In 1910, an English art critic Roger Fry invented the phrase “Post Impressionism” after a historical reality. It was a French movement that began in 1886 and ended in 1905. The style is regarded as one of the 19th century’s initial avant-garde trends. Post-impressionist artists moved away from naturalism and concentrated on examining perception of the eyes on the presentation of light’s changing nature. They also portray ordinary life in the streets, parks, cafés, and bars, using colour and shape in more expressive ways.
Post-Impressionist Painting Characteristics
The Post-Impressionists were a diverse group of artists that lacked a strong, uniting aesthetic. Each artist emphasized a different component of Impressionism. This artistic movement is best known for its characteristic brushstrokes, which are short and precise and reflect the quick changes during the period. Their vibrant colours, thick paint applications, and practical subject matter distinguished them. They were more prone to accentuate geometric forms, deform form for expressive effect, and employ unnatural or arbitrary hue and pure hues representing the radicalism lived within a society.
Artists of the Post-Impressionist Movement
Paul Cézanne (1839–1906) was a French painter and Post-Impressionist whose work laid the foundation for the twentieth-century transition from a nineteenth-century vision of artistic endeavor to a new and overwhelmingly different world art.
Figure and the landscape are recurring themes in Cézanne’s early work, with large groups of hulking figures depicted. Later, he became fascinated with working from direct observation, developing a light, airy painting style in the process. Nonetheless, a firm, almost architectural style of painting emerges in Cézanne’s older works.
To accomplish this, he structurally arranged anything he saw into simple geometric forms such as cylinders, spheres, cones, and colour planes. A tree trunk, for example, can be imagined as a cylinder, while an apple or orange can be a sphere. Basket of Apples (1895), and The Card Players (1892), are just a few of his well-known works.
Vincent van Gogh (1853–1890) enhanced the already brilliant hues of Impressionism by painting them thickly on the canvas (impasto).
His brisk brushstrokes conveyed a range of emotions. His early work, dating from the 1880s, had thick brushstrokes of darkly pigmented earth tones, but his style evolved to include dazzling colour and an aggressive surface with dynamic brushstrokes.

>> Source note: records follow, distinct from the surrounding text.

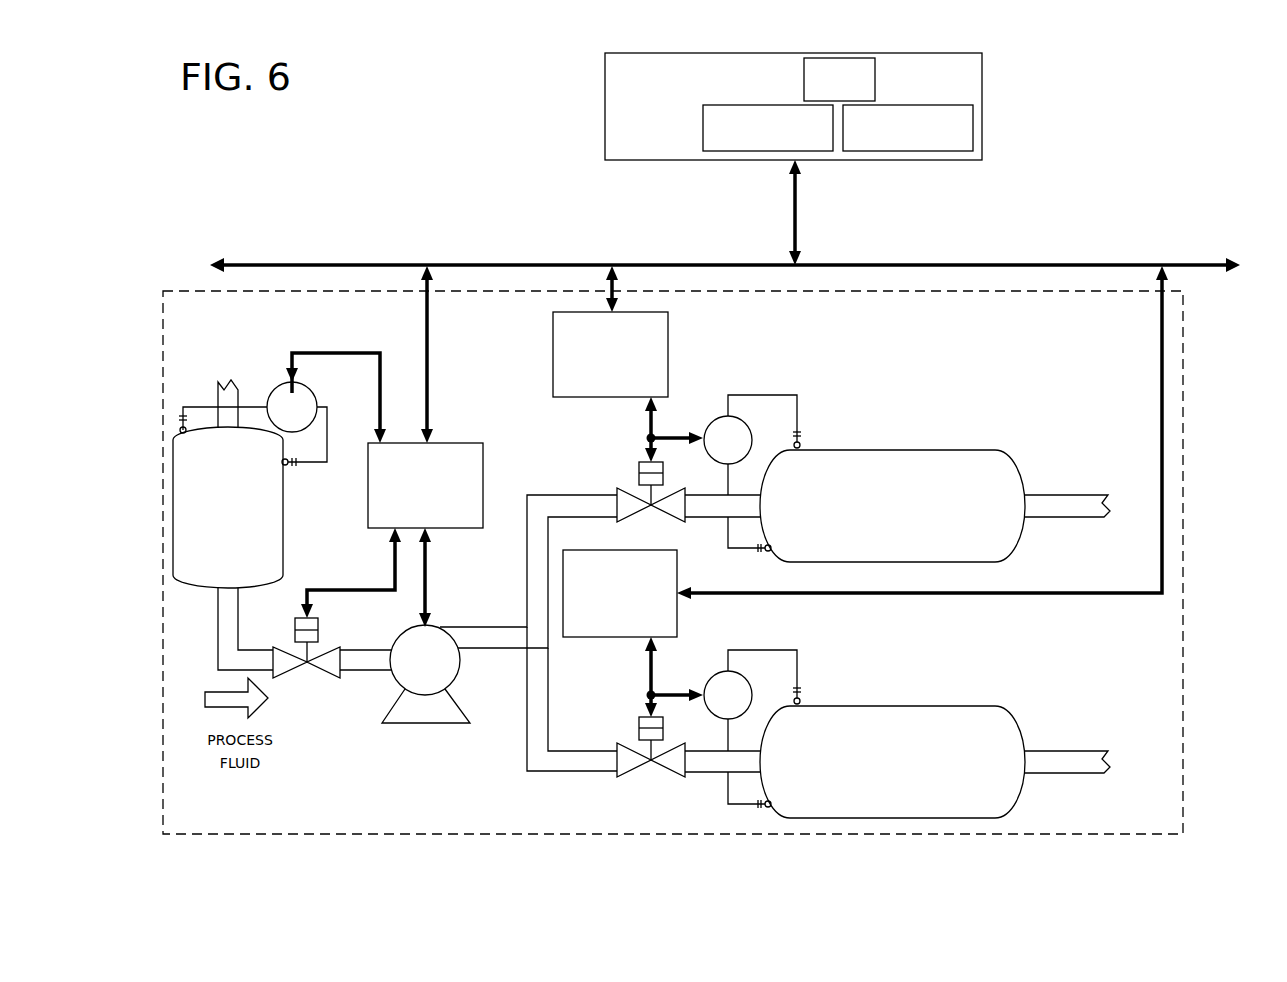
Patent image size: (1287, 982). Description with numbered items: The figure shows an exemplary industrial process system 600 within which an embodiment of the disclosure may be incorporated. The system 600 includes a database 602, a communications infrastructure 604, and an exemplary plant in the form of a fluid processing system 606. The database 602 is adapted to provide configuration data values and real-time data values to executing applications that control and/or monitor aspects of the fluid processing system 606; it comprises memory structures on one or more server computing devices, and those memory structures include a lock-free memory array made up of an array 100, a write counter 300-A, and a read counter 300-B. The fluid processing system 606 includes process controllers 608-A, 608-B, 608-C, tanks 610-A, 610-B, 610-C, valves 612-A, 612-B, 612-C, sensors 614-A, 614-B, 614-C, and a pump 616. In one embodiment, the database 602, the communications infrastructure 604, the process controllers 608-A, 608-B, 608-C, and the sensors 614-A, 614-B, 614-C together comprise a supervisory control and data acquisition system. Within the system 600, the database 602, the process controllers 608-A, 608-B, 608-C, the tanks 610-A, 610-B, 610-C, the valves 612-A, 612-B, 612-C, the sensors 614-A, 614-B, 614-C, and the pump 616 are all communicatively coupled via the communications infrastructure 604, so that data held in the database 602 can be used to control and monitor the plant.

The system 600 is at (492, 92).
The database 602 is at (793, 106).
The array 100 is at (839, 79).
The write counter 300-A is at (768, 128).
The read counter 300-B is at (908, 128).
The communications infrastructure 604 is at (291, 262).
The fluid processing system 606 is at (1185, 364).
The process controller 608-A is at (484, 452).
The process controller 608-B is at (669, 342).
The process controller 608-C is at (602, 638).
The tank 610-A is at (284, 528).
The tank 610-B is at (910, 450).
The tank 610-C is at (913, 706).
The valve 612-A is at (319, 636).
The valve 612-B is at (639, 474).
The valve 612-C is at (639, 731).
The sensor 614-A is at (275, 392).
The sensor 614-B is at (708, 421).
The sensor 614-C is at (710, 676).
The pump 616 is at (423, 724).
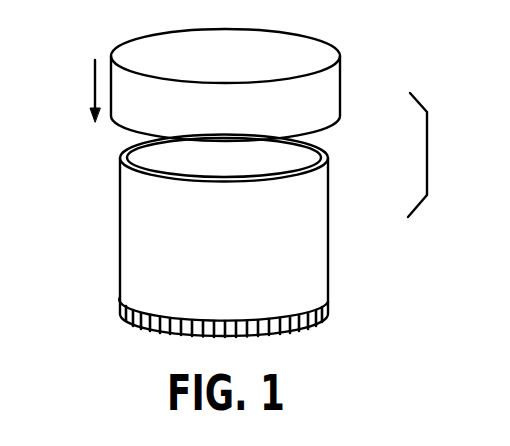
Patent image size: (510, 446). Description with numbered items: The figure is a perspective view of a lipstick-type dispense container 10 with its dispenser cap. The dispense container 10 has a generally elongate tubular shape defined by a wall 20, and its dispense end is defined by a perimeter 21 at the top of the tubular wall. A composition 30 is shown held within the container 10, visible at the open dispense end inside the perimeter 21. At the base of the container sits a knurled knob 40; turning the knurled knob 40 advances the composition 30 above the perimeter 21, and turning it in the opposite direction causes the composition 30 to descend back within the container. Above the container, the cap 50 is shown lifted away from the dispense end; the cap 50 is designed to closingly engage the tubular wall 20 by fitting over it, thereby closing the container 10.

The dispense container 10 is at (108, 185).
The wall 20 is at (298, 247).
The perimeter 21 is at (297, 177).
The composition 30 is at (287, 160).
The knurled knob 40 is at (327, 320).
The cap 50 is at (338, 43).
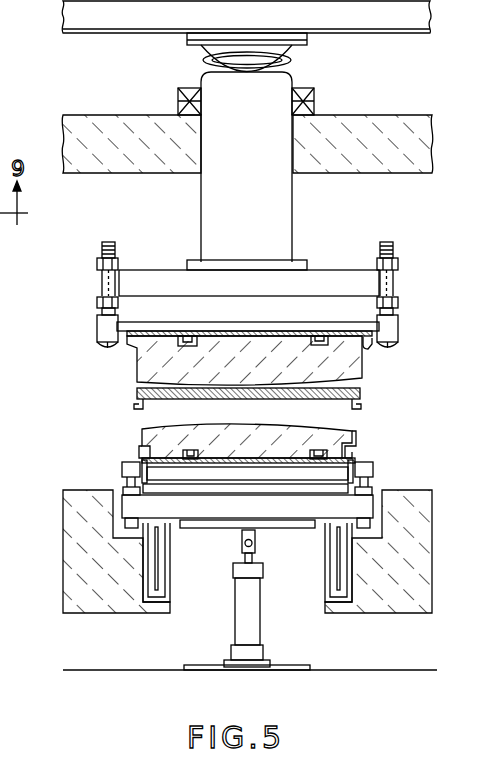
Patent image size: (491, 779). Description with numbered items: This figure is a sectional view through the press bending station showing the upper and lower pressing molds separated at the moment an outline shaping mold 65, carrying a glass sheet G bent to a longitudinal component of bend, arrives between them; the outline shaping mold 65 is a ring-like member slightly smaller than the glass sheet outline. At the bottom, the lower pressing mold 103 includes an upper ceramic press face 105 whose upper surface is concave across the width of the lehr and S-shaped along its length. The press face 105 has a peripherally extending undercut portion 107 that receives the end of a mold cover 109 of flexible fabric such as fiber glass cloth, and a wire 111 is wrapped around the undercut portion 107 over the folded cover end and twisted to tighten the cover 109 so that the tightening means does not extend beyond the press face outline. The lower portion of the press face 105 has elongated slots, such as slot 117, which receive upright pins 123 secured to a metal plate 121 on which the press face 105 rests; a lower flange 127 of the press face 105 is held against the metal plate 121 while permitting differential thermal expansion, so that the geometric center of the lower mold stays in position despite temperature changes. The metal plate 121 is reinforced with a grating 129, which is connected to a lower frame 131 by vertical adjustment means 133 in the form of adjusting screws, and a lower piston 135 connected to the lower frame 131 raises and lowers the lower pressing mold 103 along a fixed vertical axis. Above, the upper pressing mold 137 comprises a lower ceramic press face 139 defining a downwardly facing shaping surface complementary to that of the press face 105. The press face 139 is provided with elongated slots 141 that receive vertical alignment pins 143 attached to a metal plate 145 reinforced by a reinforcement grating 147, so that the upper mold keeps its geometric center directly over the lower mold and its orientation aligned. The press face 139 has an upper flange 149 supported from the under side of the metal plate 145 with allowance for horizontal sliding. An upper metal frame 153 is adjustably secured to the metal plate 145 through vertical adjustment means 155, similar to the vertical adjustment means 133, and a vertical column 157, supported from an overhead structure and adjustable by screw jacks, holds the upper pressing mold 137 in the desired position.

The vertical column 157 is at (293, 204).
The upper metal frame 153 is at (157, 268).
The vertical adjustment means 155 is at (100, 310).
The reinforcement grating 147 is at (200, 323).
The metal plate 145 is at (277, 331).
The vertical alignment pins 143 is at (188, 330).
The elongated slots 141 is at (328, 336).
The lower ceramic press face 139 is at (137, 370).
The upper flange 149 is at (368, 348).
The upper pressing mold 137 is at (89, 352).
The glass sheet G is at (365, 393).
The outline shaping mold 65 is at (133, 403).
The lower pressing mold 103 is at (125, 425).
The upper ceramic press face 105 is at (240, 427).
The mold cover 109 is at (357, 431).
The undercut portion 107 is at (352, 455).
The wire 111 is at (141, 446).
The elongated slot 117 is at (187, 450).
The upright pins 123 is at (318, 450).
The lower flange 127 is at (142, 463).
The grating 129 is at (290, 481).
The metal plate 121 is at (268, 468).
The vertical adjustment means 133 is at (122, 478).
The lower frame 131 is at (180, 528).
The lower piston 135 is at (262, 625).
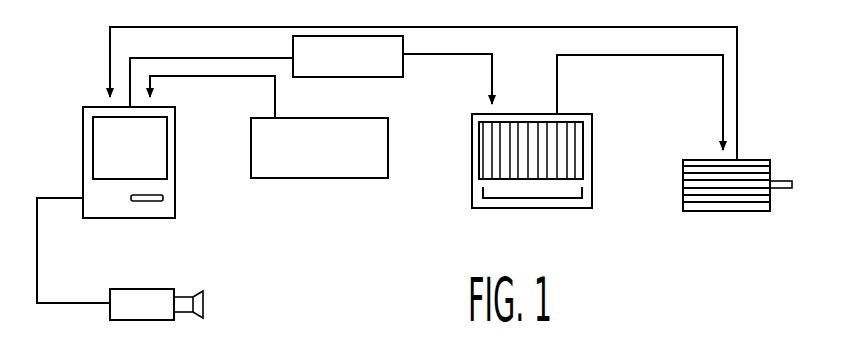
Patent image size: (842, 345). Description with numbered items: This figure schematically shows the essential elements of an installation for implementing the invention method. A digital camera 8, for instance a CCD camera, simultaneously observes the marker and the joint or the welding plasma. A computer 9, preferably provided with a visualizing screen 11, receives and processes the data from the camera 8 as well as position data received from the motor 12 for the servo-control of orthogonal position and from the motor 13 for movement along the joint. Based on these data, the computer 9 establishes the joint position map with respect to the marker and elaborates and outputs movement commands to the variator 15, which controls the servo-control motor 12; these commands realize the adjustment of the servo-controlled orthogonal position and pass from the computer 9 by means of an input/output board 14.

The digital camera 8 is at (163, 287).
The computer 9 is at (175, 198).
The visualizing screen 11 is at (153, 152).
The servo-control motor 12 is at (757, 160).
The motor for movement along the joint 13 is at (342, 155).
The input/output board 14 is at (375, 63).
The variator 15 is at (581, 158).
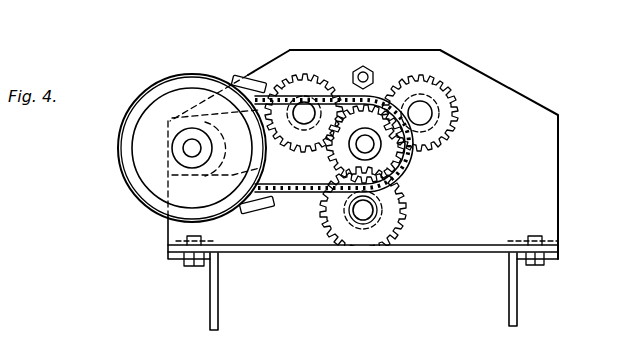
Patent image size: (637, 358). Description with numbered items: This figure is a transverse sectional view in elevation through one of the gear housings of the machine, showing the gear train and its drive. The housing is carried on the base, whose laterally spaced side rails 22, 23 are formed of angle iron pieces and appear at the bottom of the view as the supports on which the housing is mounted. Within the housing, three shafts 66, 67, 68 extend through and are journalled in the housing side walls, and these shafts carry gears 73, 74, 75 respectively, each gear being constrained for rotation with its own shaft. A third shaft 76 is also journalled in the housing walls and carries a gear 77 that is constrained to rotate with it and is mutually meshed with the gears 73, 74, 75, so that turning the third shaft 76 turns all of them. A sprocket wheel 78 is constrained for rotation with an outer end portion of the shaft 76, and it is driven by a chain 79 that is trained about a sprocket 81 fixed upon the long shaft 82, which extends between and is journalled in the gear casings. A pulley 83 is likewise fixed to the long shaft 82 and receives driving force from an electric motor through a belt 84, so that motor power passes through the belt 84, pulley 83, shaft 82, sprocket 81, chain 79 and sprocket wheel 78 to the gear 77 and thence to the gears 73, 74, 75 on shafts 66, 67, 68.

The side rail 22 is at (212, 316).
The side rail 23 is at (518, 298).
The shaft 66 is at (428, 108).
The shaft 67 is at (303, 122).
The shaft 68 is at (380, 211).
The gear 73 is at (462, 126).
The gear 74 is at (316, 76).
The gear 75 is at (382, 252).
The third shaft 76 is at (372, 150).
The gear 77 is at (408, 165).
The sprocket wheel 78 is at (332, 165).
The chain 79 is at (290, 195).
The sprocket 81 is at (219, 170).
The long shaft 82 is at (190, 150).
The pulley 83 is at (153, 200).
The belt 84 is at (248, 213).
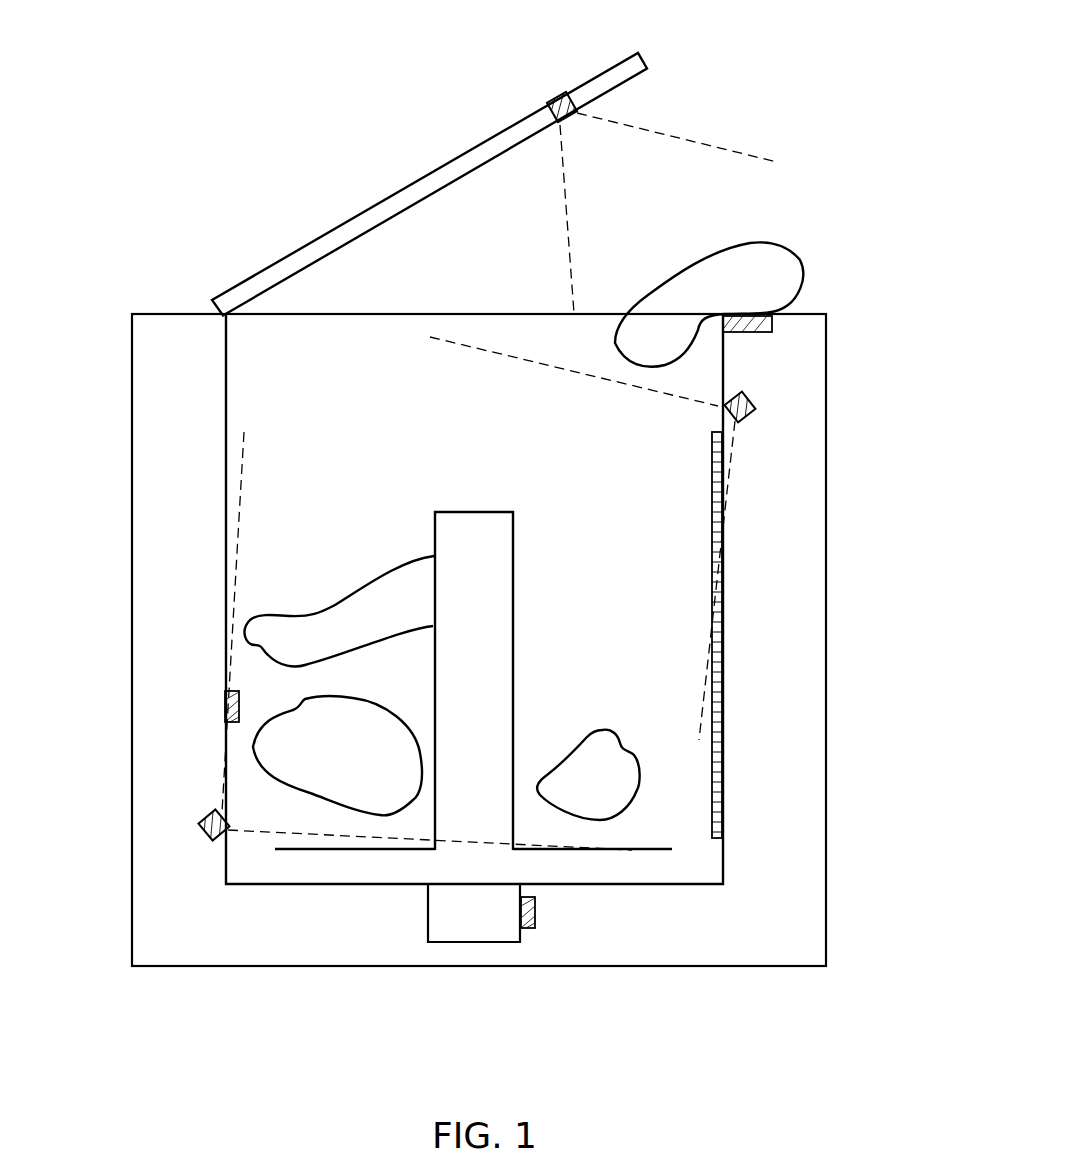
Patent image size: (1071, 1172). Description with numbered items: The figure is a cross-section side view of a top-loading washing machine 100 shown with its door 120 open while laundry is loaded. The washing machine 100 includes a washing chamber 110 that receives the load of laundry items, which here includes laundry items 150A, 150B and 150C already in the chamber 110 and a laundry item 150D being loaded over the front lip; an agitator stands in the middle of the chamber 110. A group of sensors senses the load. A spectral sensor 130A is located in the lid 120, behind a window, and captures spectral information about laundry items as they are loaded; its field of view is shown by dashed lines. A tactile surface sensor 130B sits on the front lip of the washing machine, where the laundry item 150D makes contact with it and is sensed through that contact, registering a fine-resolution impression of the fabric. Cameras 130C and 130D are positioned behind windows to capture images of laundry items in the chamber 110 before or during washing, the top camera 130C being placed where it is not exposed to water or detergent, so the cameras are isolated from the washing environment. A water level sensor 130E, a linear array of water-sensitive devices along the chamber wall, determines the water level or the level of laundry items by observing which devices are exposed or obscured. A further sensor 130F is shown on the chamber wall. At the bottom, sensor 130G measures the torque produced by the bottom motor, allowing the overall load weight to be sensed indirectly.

The washing machine 100 is at (178, 186).
The washing chamber 110 is at (351, 402).
The door 120 is at (374, 206).
The spectral sensor 130A is at (560, 93).
The tactile surface sensor 130B is at (772, 322).
The top camera 130C is at (752, 403).
The camera 130D is at (200, 826).
The water level sensor 130E is at (714, 656).
The sensor on left wall 130F is at (225, 704).
The sensor 130G is at (535, 910).
The laundry item 150A is at (337, 755).
The laundry item 150B is at (588, 775).
The laundry item 150C is at (339, 611).
The laundry item 150D is at (709, 304).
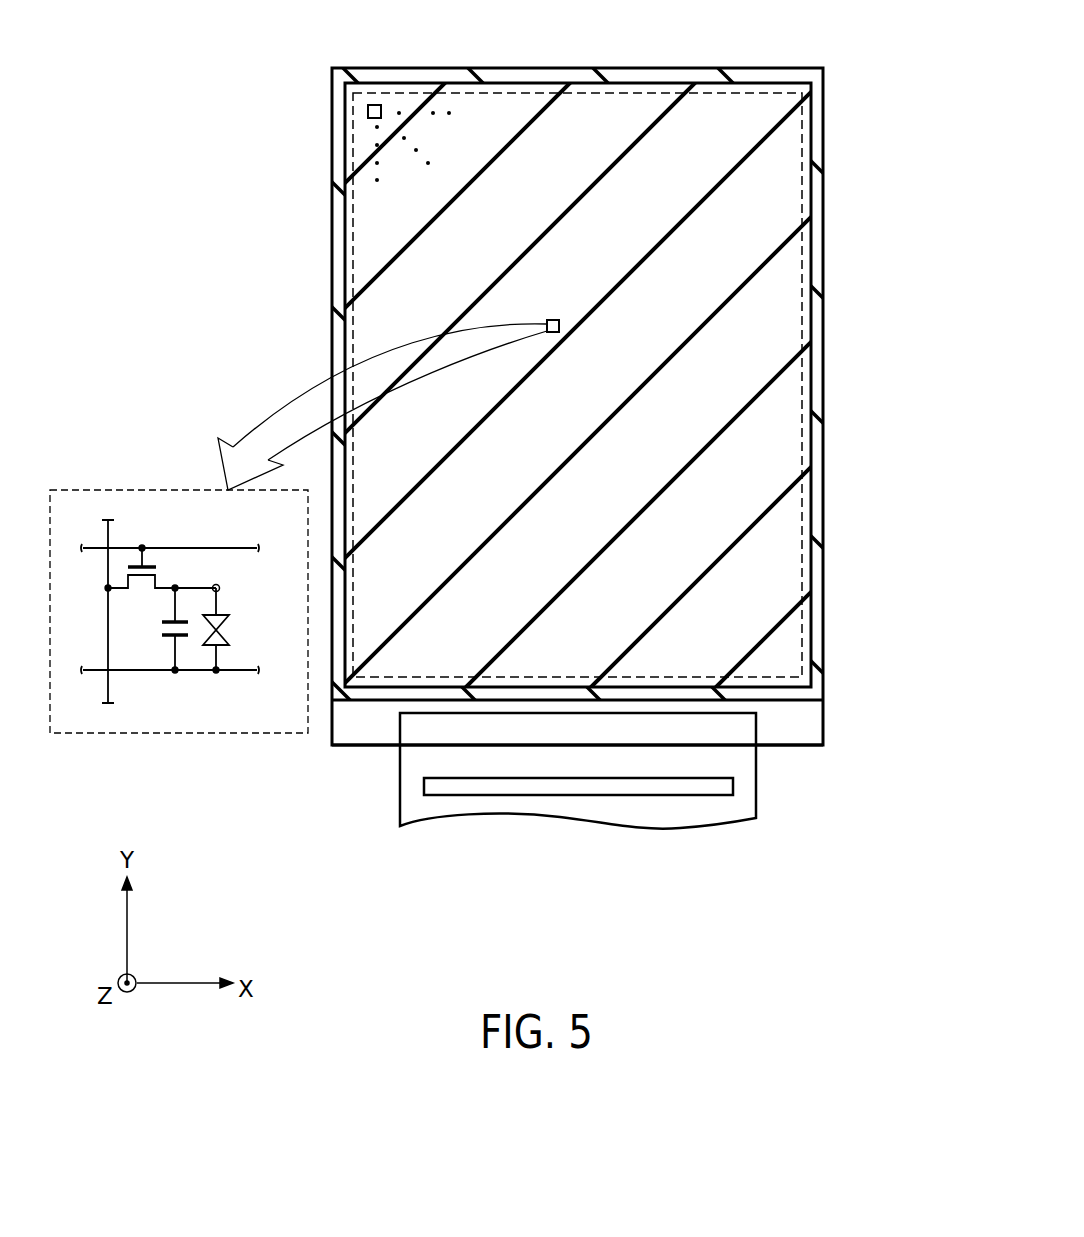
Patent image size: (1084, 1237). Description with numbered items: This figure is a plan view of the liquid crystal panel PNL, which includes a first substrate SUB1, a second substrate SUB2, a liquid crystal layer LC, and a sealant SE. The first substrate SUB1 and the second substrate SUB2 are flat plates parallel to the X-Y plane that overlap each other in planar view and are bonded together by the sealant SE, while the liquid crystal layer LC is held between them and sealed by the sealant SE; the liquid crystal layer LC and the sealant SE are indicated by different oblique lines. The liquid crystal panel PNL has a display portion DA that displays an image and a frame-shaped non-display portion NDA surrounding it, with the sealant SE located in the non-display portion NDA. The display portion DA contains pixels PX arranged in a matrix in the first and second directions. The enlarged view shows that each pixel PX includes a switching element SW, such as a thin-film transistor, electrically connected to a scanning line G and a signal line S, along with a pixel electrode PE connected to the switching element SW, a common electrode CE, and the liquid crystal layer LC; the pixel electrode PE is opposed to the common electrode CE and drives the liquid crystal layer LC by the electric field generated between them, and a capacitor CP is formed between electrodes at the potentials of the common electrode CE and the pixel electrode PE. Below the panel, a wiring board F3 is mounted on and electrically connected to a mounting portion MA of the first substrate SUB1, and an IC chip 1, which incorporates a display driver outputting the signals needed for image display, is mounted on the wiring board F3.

Van Gogh’s Self Portrait, Sunflowers (1888), and Starry Night (1890) are among his most recognized works.
Henri Matisse (1869-1954) is primarily the twentieth century’s best colourist. Cubism was the first art style that drew his attention but he ultimately abandoned it to use colour as the basis for expressive, ornate, and often massive paintings.
Still-life and nude remained preferred subjects throughout his career, and he made a significant contribution to collage with a sequence of paintings using cut-out colour forms at the end of his life.
Notre-Dame, une fin d’après-midi (1903), and Blue Nudes (1907) are some of his most recognized works.